上告人は原判決を全部破棄して更に相当の裁判を求める旨申立てた。その上告理由は別紙記載のとおりであり、これに対し当裁判所は次のように判断する。

上告理由第一点として、上告人の主張するところは、単なる事実誤認の主張であつて適法な上告理由とはならないし、原判決挙示の証拠によれば原判決認定の事実は認めうるのであり、採証の法則違反と認められるべきところもない。上告人の主張は失当である。

上告理由第二点について、

原判決が確定した事実によれば、上告人被上告人間に成立した調停に基き、被上告人は上告人から上告人主張の土地を賃借していたところ、右調停調書には被上告人が賃料を三月分以上延滞した場合は上告人被上告人間の賃貸借契約は当然解除となり、被上告人はその賃借土地を上告人に明渡すべき旨の定めがあり、上告人は被上告人に昭和三六年一月分以降の賃料延滞あり右賃貸借契約は解除されたとして、右調停条項に基き昭和三六年七月五日執行文付与を受けるに至つたというのである。

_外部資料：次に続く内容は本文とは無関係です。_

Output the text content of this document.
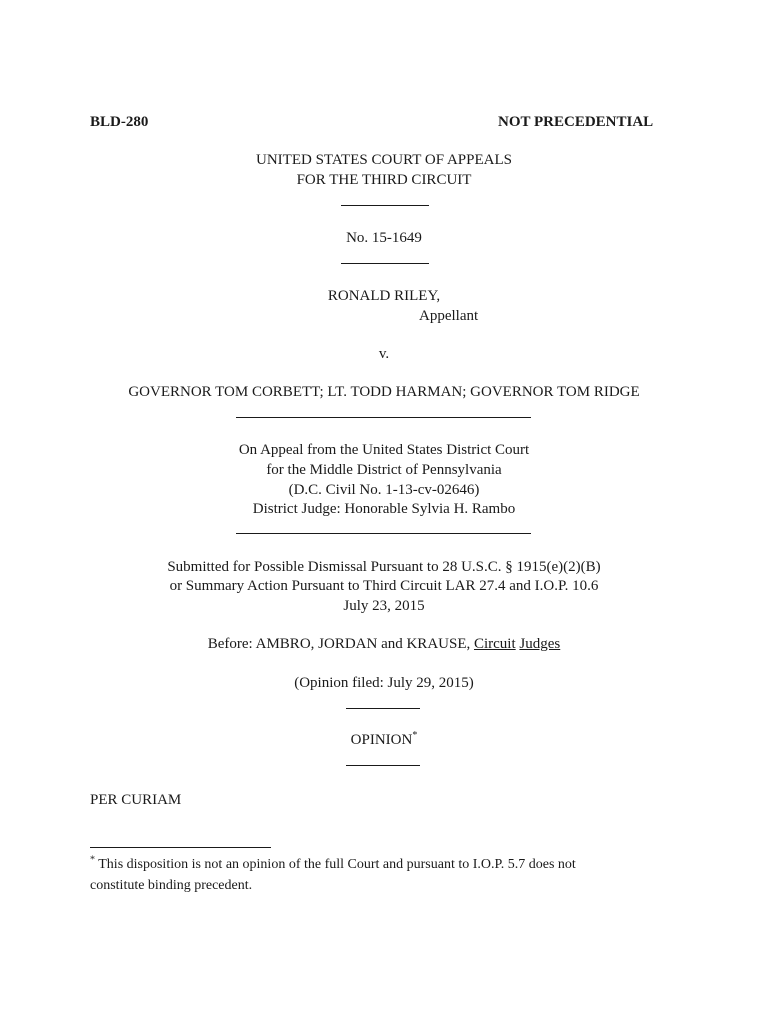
BLD-280	NOT PRECEDENTIAL
UNITED STATES COURT OF APPEALS
FOR THE THIRD CIRCUIT
No. 15-1649
RONALD RILEY,
Appellant
v.
GOVERNOR TOM CORBETT; LT. TODD HARMAN; GOVERNOR TOM RIDGE
On Appeal from the United States District Court
for the Middle District of Pennsylvania
(D.C. Civil No. 1-13-cv-02646)
District Judge: Honorable Sylvia H. Rambo
Submitted for Possible Dismissal Pursuant to 28 U.S.C. § 1915(e)(2)(B)
or Summary Action Pursuant to Third Circuit LAR 27.4 and I.O.P. 10.6
July 23, 2015
Before: AMBRO, JORDAN and KRAUSE, Circuit Judges
(Opinion filed: July 29, 2015)
OPINION*
PER CURIAM
* This disposition is not an opinion of the full Court and pursuant to I.O.P. 5.7 does not
constitute binding precedent.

ところで、右調停条項にいう三月分の賃料延滞とは、単に三月分以上の賃料不払の事実があつた場合を指すのではなく、賃借人がその不払につき履行遅滞の責を負うに至つた場合を指すものと解すべきである。右の場合、賃借人である被上告人が上告人に負う債務は賃料支払という金銭を目的とする債務であり、かかる債務の不履行、履行遅滞については、これに基く損害賠償に関する限り債務者は不可抗力によるとの抗弁を以てしてもその責を免れえないことは民法第四一九条の定めるところであるが、本件の場合のように契約解除原因としての履行遅滞については、金銭債務についてであつても、それが不可抗力ないし債務者の責に帰しえない事由によるときは債務者は履行遅滞の責を免れ、契約解除の効果は発生しないものと解すべきである。そして、原判決認定事実によれば、昭和三六年六月六日被上告人は同年一月から五月分までの賃料として、とりあえず従来の賃料額による金員を提供し、場合によつてはさらに一月坪当り一〇円づつ増額してもよいと述べ、上告人の受領を求めたが、上告人はその増額請求をした一月坪当り一〇〇円(乙土地については五五円)の割合でなければ受取れないとして受領を拒絶したというのであり、その間被上告人において当時の正当な賃料額がわかつてもその額を払わない意思ではなかつたと見られるのであり、さらに原判決認定の右提供に至るまでの諸事実に徴すれば、被上告人は、昭和三六年一月から五月分までの賃料債務につき前記調停条項所定の契約解除原因たるべき履行遅滞の責を負うものではないと解するのが相当である。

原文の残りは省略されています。